Genel YazılarSon Haberler

Hapishanede Okuma Günleri

Hapishanede okuma günü

Almanya’nın Bochum şehrinde, Almanca kısaltılmış adı “IFAK”, Türkçesi ise “Çok Kültürlü Çocuk ve Gençlik Destekleme Kurumu” olan, otuz yıldan beri örnek çalışmalar yapan bir dernek var. Genel Müdürlüğünü Ercüment Toker’in yaptığı bu dernek, sadece Türkiye’den gelmiş göçmenlere değil, çeşitli uluslardan göçmenlere ve Almanlara hizmet veriyor. Göçmen çocuklarının eğitimine yardımcı oluyor, ilkokullarda annelere Almanca kursları veriyor.

Çevre sağlığı, enerji tasarrufu konularında göçmenleri bilgilendiriyor. Emeklilerin huzur içinde yaşamalarına yardımcı oluyor. İlticacıların elinden tutuyor.

Bir kez Dalhausen semtindeki şubelerinde “Emanet Çeyiz” adlı romanımın tanıtımını yapmıştım. Okuma akşamını, IFAK çalışanlarından Mustafa Çalıkoğlu düzenlemişti. Okuma akşamının sonunda yanıma geldi.

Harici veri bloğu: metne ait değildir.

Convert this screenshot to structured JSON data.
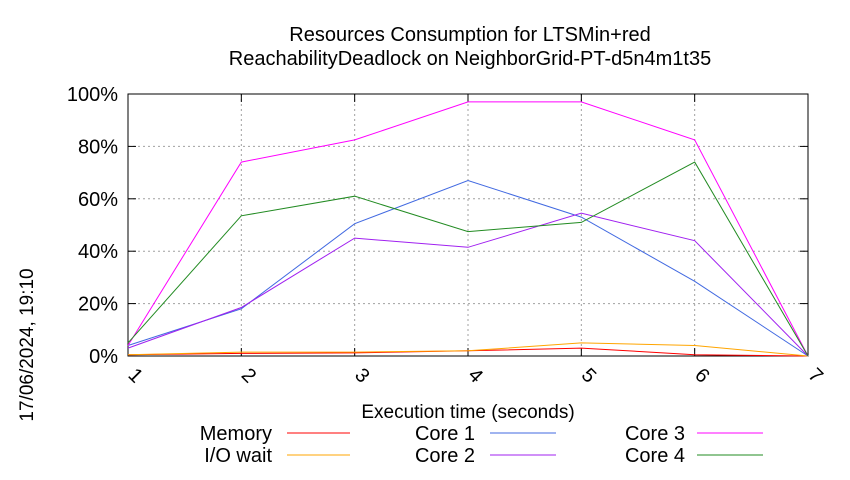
{
  "chart_data": {
    "type": "line",
    "title_line1": "Resources Consumption for LTSMin+red",
    "title_line2": "ReachabilityDeadlock on NeighborGrid-PT-d5n4m1t35",
    "xlabel": "Execution time (seconds)",
    "ylabel": "",
    "x": [
      1,
      2,
      3,
      4,
      5,
      6,
      7
    ],
    "x_tick_labels": [
      "1",
      "2",
      "3",
      "4",
      "5",
      "6",
      "7"
    ],
    "y_tick_labels": [
      "0%",
      "20%",
      "40%",
      "60%",
      "80%",
      "100%"
    ],
    "xlim": [
      1,
      7
    ],
    "ylim": [
      0,
      100
    ],
    "grid": true,
    "legend_position": "bottom",
    "series": [
      {
        "name": "Memory",
        "color": "#ff0000",
        "values": [
          0.5,
          1,
          1.2,
          2,
          3,
          0.5,
          0
        ]
      },
      {
        "name": "I/O wait",
        "color": "#ffa500",
        "values": [
          0.5,
          1.5,
          1.5,
          2,
          5,
          4,
          0
        ]
      },
      {
        "name": "Core 1",
        "color": "#4169e1",
        "values": [
          4,
          18,
          50.5,
          67,
          53,
          28.5,
          0
        ]
      },
      {
        "name": "Core 2",
        "color": "#a020f0",
        "values": [
          3,
          18.5,
          45,
          41.5,
          54.5,
          44,
          0
        ]
      },
      {
        "name": "Core 3",
        "color": "#ff00ff",
        "values": [
          4,
          74,
          82.5,
          97,
          97,
          82.5,
          0
        ]
      },
      {
        "name": "Core 4",
        "color": "#228b22",
        "values": [
          5,
          53.5,
          61,
          47.5,
          51,
          74,
          0
        ]
      }
    ]
  },
  "timestamp": "17/06/2024, 19:10"
}
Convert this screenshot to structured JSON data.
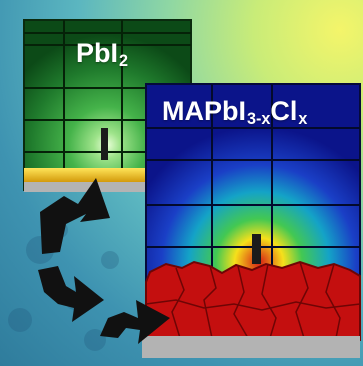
{
  "labels": {
    "pbi2_main": "PbI",
    "pbi2_sub": "2",
    "mapbi_main": "MAPbI",
    "mapbi_sub": "3-x",
    "mapbi_main2": "Cl",
    "mapbi_sub2": "x"
  },
  "colors": {
    "background_highlight": "#f4f56a",
    "pbi2_panel": "#1f7a2c",
    "mapbi_panel": "#1a2db8",
    "pbi2_film": "#f2c018",
    "mapbi_grains": "#c40f0f",
    "substrate": "#b3b3b3",
    "arrows": "#111111"
  },
  "icons": [
    "curved-arrow-icon",
    "curved-arrow-icon",
    "curved-arrow-icon"
  ]
}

“Böyle bir okuma akşamını Bochum Hapishanesi’nde de yapabilir misiniz?” dedi.

“Bu güne kadar her yerde okuma yaptım. Ama hapishanede hiç yapmadım. Nasıl olacak bu?”

“Bochum Hapishanesi’nde ağır suçlu sekiz yüz kadar mahkum bulunuyor. Bunların yaklaşık yüzde onu Türk. IFAK adına bu mahkumlarla ilişkileri ben yürütüyorum. Hapishane yöneticileri Türk hahkumlarla yapılacak kültürel faaliyetleri destekliyor. Hapishanede sosyal pedagog olarak çalışan Türkan Doğan da kültürel çalışmaları çok yararlı buluyor.”

“Benim için hiçbir sakıncası yok. Uygun bir zamanda hapishanede “Emanet Çeyiz” ile ilgili bir okuma ve söyleşi yapabilirim.”

Mustafa Çalıkoğlu ile anlaştık. Okuma gününün tarihini, saatini belirledik.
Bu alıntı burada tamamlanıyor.